What is all this body positivity we’re bombarded with doing to us? I can tell you what it did to me. Bear with me, this has to do with the story of my mental recovery.
It’s not only the body positivity that I’ll talk about. It’s the constant pushing of a certain body type—we all know what that is, we grew up with it, television, cinema, advertisements, magazines—and then, after you’ve internalized the message you’re inundated with, when you finally feel that you’ll never be good enough, thin enough, attractive enough, no matter how hard you try, then you’re told, what’s wrong with you? Why are you so unhappy? You should like yourself the way you are! The implication is clear: if you don’t accept yourself as is, there’s something wrong with you. Look at all those chubby people, perfectly happy with themselves. If I had a penny for each time I was told my only problem is I’m just not confident enough!
Only, most of the chubby people—plus sized models, my ass, they’re normal women—also have that certain body type, just slightly rounder-looking, still with perfect skin and wonderful analogies. The message is the same: you’re just not good enough. And I won’t get into the whole subject of mothers’ ravaged bodies: nobody wants to see that, we all pretend the saggy, wrinkly parts don’t exist, we call stretch marks “tiger stripes.” Well, that might give some women comfort, but to me, it’s just another way body positivity makes me feel even uglier. I don’t have stripes; it’s all pitted and puckered, disfigured beyond recognition. There are no lines. Even in that standard of beauty—the wonderful tiger-striped mommy belly—I’ve failed. Miserably. Which animal am I, since tiger will not cut it? A very old, wrinkly tortoise?
I’ve been fighting with the image of my flawed body for a while (wink wink: I’ll give my heroine Stella some more poignant moments of self-doubt in the next books of my series! Inspired by real life!) Last week, to give myself some comfort, I searched for the mombod hashtag on twitter. Lo and behold: perfectly toned bodies, smooth skin, abs showing under lean flesh. Where were all the moms like me? Why aren’t we showing our bodies to the world? My therapist keeps making a big deal of the fact that beauty is in the eye of the beholder, that flaws don’t define you, that, first and foremost, you should like yourself. But—I thought—since I don’t quite love my wrinkly mess, let’s see what others think of it.

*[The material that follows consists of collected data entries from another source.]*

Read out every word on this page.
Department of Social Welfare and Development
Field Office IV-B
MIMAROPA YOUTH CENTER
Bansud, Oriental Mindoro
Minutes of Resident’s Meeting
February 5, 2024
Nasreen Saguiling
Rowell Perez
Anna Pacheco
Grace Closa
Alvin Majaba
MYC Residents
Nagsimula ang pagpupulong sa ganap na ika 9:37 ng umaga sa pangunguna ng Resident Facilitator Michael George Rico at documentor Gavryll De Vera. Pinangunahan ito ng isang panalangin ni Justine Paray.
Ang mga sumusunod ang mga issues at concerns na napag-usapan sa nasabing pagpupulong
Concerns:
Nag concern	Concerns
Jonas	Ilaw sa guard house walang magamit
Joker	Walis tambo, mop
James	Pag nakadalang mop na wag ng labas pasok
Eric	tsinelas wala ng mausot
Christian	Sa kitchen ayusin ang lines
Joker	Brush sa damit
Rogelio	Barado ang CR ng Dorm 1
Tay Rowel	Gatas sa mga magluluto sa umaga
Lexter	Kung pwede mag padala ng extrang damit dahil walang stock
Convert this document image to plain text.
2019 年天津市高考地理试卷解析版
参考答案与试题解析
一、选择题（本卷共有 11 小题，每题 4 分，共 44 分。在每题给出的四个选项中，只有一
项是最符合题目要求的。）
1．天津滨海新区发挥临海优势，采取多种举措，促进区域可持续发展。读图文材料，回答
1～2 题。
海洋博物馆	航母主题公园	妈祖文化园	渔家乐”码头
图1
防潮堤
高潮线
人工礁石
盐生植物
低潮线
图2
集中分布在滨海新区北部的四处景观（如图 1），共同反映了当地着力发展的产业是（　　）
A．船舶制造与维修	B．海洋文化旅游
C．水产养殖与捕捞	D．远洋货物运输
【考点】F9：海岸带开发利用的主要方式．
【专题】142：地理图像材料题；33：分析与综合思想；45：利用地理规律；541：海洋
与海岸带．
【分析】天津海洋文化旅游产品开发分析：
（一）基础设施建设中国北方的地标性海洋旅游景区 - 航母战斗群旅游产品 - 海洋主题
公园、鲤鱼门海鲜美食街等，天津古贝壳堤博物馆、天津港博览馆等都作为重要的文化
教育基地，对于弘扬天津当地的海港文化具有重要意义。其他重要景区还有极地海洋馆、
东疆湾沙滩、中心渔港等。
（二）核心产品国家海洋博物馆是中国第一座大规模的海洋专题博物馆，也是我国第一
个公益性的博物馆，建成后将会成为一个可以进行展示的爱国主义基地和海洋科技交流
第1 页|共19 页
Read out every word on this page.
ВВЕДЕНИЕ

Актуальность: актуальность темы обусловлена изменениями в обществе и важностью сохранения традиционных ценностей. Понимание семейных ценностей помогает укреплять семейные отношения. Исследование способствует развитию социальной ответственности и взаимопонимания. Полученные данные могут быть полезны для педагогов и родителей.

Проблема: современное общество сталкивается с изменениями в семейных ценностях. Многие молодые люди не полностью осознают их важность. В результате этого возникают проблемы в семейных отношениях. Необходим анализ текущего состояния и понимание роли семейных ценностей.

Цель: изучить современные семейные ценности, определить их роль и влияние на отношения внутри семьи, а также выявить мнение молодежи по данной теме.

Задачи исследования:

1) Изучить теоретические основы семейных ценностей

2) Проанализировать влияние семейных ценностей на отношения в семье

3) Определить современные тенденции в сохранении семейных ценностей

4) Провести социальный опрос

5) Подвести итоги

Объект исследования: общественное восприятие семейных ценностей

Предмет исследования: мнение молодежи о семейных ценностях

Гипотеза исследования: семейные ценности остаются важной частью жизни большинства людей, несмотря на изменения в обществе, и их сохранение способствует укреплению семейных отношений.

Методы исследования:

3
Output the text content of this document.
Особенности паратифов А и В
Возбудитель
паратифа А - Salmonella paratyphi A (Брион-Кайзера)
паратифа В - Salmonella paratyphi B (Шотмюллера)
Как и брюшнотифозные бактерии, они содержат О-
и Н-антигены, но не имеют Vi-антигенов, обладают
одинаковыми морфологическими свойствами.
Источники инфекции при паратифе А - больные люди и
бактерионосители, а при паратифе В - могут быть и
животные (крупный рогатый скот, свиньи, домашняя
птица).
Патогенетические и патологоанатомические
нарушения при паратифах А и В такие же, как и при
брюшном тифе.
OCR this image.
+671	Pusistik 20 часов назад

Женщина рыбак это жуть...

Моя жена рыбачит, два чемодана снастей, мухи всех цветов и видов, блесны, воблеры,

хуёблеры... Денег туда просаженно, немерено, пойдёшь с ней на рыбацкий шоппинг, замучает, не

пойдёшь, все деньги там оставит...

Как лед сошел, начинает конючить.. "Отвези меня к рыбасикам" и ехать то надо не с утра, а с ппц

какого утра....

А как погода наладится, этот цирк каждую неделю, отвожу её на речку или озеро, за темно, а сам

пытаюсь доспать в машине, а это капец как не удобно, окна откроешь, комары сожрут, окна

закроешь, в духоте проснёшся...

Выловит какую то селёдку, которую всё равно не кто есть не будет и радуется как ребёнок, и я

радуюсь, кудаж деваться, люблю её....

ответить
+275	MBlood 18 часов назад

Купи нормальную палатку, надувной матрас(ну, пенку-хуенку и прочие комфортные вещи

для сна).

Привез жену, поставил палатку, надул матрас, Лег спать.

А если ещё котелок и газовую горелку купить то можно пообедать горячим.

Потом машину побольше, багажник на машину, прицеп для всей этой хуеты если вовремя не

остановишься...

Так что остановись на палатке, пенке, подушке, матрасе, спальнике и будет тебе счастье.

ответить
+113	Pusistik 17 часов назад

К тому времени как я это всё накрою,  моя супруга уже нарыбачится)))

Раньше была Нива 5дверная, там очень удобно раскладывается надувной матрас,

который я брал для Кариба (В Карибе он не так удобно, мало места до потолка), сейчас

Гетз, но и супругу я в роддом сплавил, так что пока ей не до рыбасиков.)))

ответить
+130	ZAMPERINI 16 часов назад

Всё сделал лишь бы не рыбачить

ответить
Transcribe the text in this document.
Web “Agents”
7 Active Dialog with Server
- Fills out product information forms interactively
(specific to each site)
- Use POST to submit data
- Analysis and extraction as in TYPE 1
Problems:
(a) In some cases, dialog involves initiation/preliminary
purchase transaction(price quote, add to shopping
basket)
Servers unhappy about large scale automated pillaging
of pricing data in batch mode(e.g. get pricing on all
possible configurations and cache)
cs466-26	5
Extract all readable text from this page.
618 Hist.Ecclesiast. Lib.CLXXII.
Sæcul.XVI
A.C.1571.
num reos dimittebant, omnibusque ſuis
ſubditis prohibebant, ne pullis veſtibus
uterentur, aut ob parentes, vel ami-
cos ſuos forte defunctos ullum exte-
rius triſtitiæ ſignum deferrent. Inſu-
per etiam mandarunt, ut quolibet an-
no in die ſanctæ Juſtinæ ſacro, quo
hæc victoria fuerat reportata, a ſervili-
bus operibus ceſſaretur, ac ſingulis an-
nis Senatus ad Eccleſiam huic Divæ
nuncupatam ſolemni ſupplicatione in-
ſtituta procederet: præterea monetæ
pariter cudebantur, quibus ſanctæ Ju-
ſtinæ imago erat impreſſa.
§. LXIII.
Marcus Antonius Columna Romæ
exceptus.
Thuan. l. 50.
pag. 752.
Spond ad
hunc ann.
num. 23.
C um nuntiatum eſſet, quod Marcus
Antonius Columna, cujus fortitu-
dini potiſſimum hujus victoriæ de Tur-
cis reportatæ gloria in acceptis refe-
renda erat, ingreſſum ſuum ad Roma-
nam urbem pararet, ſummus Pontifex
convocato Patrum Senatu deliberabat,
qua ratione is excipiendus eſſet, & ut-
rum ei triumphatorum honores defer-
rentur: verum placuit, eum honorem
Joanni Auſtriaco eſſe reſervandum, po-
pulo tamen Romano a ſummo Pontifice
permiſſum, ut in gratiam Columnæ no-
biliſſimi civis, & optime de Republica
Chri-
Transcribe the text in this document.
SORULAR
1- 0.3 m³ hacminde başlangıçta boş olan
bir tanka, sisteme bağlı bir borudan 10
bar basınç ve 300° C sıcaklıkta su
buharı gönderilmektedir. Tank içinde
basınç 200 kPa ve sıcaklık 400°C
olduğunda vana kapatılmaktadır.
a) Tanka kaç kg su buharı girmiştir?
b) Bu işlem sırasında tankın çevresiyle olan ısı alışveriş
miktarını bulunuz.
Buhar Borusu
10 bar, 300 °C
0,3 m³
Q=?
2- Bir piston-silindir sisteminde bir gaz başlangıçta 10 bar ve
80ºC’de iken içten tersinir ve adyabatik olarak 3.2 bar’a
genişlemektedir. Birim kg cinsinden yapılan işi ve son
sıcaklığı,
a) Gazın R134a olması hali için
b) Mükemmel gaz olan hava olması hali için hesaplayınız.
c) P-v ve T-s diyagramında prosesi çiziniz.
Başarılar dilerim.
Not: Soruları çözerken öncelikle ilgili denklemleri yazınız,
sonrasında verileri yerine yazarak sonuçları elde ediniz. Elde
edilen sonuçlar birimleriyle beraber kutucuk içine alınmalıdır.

So, I posted a photo of my mess on twitter. To my surprise, the reactions were mostly positive: other moms applauded the honesty, one or two posted their own mombods (with proper stipes—lucky tigers!). That gave me some hope. If only for a little while, I was able to distance myself from my need of confirmation—confirmation that, in my life, has been lacking to a pitiable extent—and look at others, how they feel, how I can help them achieve the self-acceptance that for years I’ve been struggling to find.
My therapist thinks it’s okay to look to others for confirmation. “But, first and foremost, you have to like yourself,” is her mantra.
“Okay, I do like myself,” I told her last week. “When I’m alone with myself, I’m fine. It’s society’s opinion of my body that does the damage.”
“What do you gain when you get that confirmation?” she asked.
“What do you mean?” I really didn’t understand the question. What do I get? Well, confirmation. She said so herself.
“Emotionally,” she explained. “What do you gain, on an emotional level.”
I had to think about this for a while. “Well…”
And then I saw it. “I see that others don’t find me as horrible as I find myself.”
The therapist smiled, that triumphant smirk she gets sometimes when she’s proven a point without actually having to spell it out for me. I don’t begrudge her that. This was another breakthrough, one I will remember for a long, long time.